So I'm trying to build a generic search to show a timeline and standard deviation. Basically, pull the count of events over time (a week?), and show the average max and min, and the actual. So this way I could pump any data into it, and quickly see a sharp increase, or decrease, of traffic, For example, sourcetype=cisco:asa
But, it's not working correctly. It's not outputting data for the Hourly_Standard_Deviation field. Any ideas? Am I even approaching this the correct way?
...
| stats count as hit BY date_hour, date_mday
| stats avg(hit) AS Hourly_Average max(hit) AS Hourly_Max min(hit) AS Hourly_Min stdev(hit) AS Hourly_Standard_Deviation BY date_hour
| eval Hourly_Upper_Average=(Hourly_Average + Hourly_Standard_Deviation)
| eval Hourly_Lower_Average=(Hourly_Average - Hourly_Standard_Deviation)
| eval Hourly_Lower_Average = if(Hourly_Lower_Average<0,0,Hourly_Lower_Average)
| fields - Hourly_Standard_Deviation, Hourly_Max, Hourly_Min, Hourly_Average
Thanks!
In my data, I replaced the first stats with a transaction, then used the counts generated to do the rest.
... | transaction count by src_ip maxspan=5m | stats avg(count) AS Hourly_Average max(count) AS Hourly_Max min(count) AS Hourly_Min stdev(count) AS Hourly_Standard_Deviation BY date_hour, date_mday
From there, the rest is probably fixable if it's not working.
transaction count by src_ip
looks weird, are you sure?
Sorry, there was information given over IRC that I forgot to include here.
That initial transaction part isn't really part of the answer specifically. The piece I neglected to put here was that I didn't have his dataset so "made up my own". I used a transaction to build something out of unfiltered firewall logs that looked a tiny bit like dhorn's "hits" (I assumed to be web hits). I explained in IRC that he would most definitely need to fix that part up first so that he has data grouped properly with respect to what he was defining as "hits." Once that is determined, the rest should follow as above.
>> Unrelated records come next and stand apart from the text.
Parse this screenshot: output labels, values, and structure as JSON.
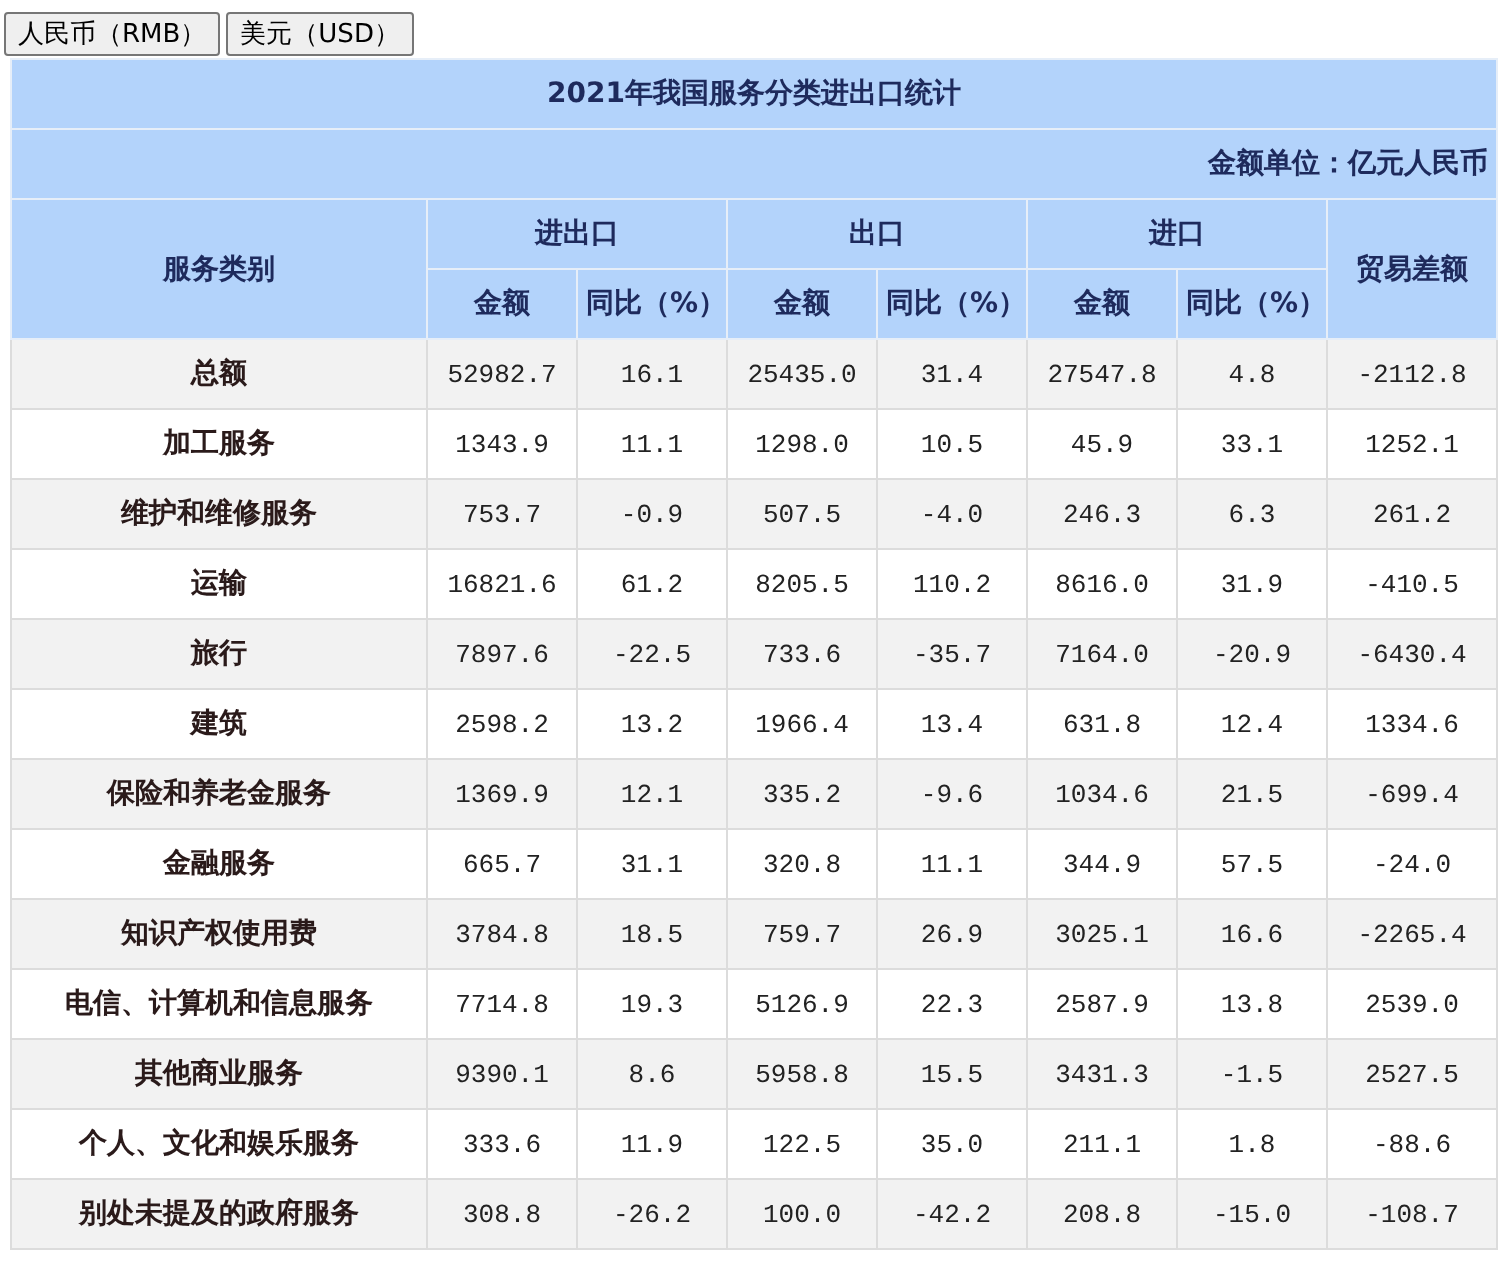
{
  "currency_buttons": [
    "人民币（RMB）",
    "美元（USD）"
  ],
  "table": {
    "title": "2021年我国服务分类进出口统计",
    "unit": "金额单位：亿元人民币",
    "row_header": "服务类别",
    "groups": [
      "进出口",
      "出口",
      "进口"
    ],
    "balance_header": "贸易差额",
    "sub_headers": [
      "金额",
      "同比（%）",
      "金额",
      "同比（%）",
      "金额",
      "同比（%）"
    ],
    "rows": [
      {
        "category": "总额",
        "values": [
          "52982.7",
          "16.1",
          "25435.0",
          "31.4",
          "27547.8",
          "4.8",
          "-2112.8"
        ]
      },
      {
        "category": "加工服务",
        "values": [
          "1343.9",
          "11.1",
          "1298.0",
          "10.5",
          "45.9",
          "33.1",
          "1252.1"
        ]
      },
      {
        "category": "维护和维修服务",
        "values": [
          "753.7",
          "-0.9",
          "507.5",
          "-4.0",
          "246.3",
          "6.3",
          "261.2"
        ]
      },
      {
        "category": "运输",
        "values": [
          "16821.6",
          "61.2",
          "8205.5",
          "110.2",
          "8616.0",
          "31.9",
          "-410.5"
        ]
      },
      {
        "category": "旅行",
        "values": [
          "7897.6",
          "-22.5",
          "733.6",
          "-35.7",
          "7164.0",
          "-20.9",
          "-6430.4"
        ]
      },
      {
        "category": "建筑",
        "values": [
          "2598.2",
          "13.2",
          "1966.4",
          "13.4",
          "631.8",
          "12.4",
          "1334.6"
        ]
      },
      {
        "category": "保险和养老金服务",
        "values": [
          "1369.9",
          "12.1",
          "335.2",
          "-9.6",
          "1034.6",
          "21.5",
          "-699.4"
        ]
      },
      {
        "category": "金融服务",
        "values": [
          "665.7",
          "31.1",
          "320.8",
          "11.1",
          "344.9",
          "57.5",
          "-24.0"
        ]
      },
      {
        "category": "知识产权使用费",
        "values": [
          "3784.8",
          "18.5",
          "759.7",
          "26.9",
          "3025.1",
          "16.6",
          "-2265.4"
        ]
      },
      {
        "category": "电信、计算机和信息服务",
        "values": [
          "7714.8",
          "19.3",
          "5126.9",
          "22.3",
          "2587.9",
          "13.8",
          "2539.0"
        ]
      },
      {
        "category": "其他商业服务",
        "values": [
          "9390.1",
          "8.6",
          "5958.8",
          "15.5",
          "3431.3",
          "-1.5",
          "2527.5"
        ]
      },
      {
        "category": "个人、文化和娱乐服务",
        "values": [
          "333.6",
          "11.9",
          "122.5",
          "35.0",
          "211.1",
          "1.8",
          "-88.6"
        ]
      },
      {
        "category": "别处未提及的政府服务",
        "values": [
          "308.8",
          "-26.2",
          "100.0",
          "-42.2",
          "208.8",
          "-15.0",
          "-108.7"
        ]
      }
    ]
  }
}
The root problem was that how he was doing it the first stats was collapsing all the detail he was trying to pull out in the second stats command. While there is definitely more than one way to skin a cat, I used the first one to come to mind which involved a pattern I use a lot - a transaction then some stats off that bundle of information.
The rest does seem to work fine up to the fields part.
host=10.128.0.3
| transaction count by src_ip maxspan=5m
| stats avg(count) AS Hourly_Average max(count) AS Hourly_Max min(count) AS Hourly_Min stdev(count) AS Hourly_Standard_Deviation BY date_hour, date_mday
| eval Hourly_Upper_Average=(Hourly_Average + Hourly_Standard_Deviation)
| eval Hourly_Lower_Average=(Hourly_Average - Hourly_Standard_Deviation)
| eval Hourly_Lower_Average = if(Hourly_Lower_Average<0,0,Hourly_Lower_Average)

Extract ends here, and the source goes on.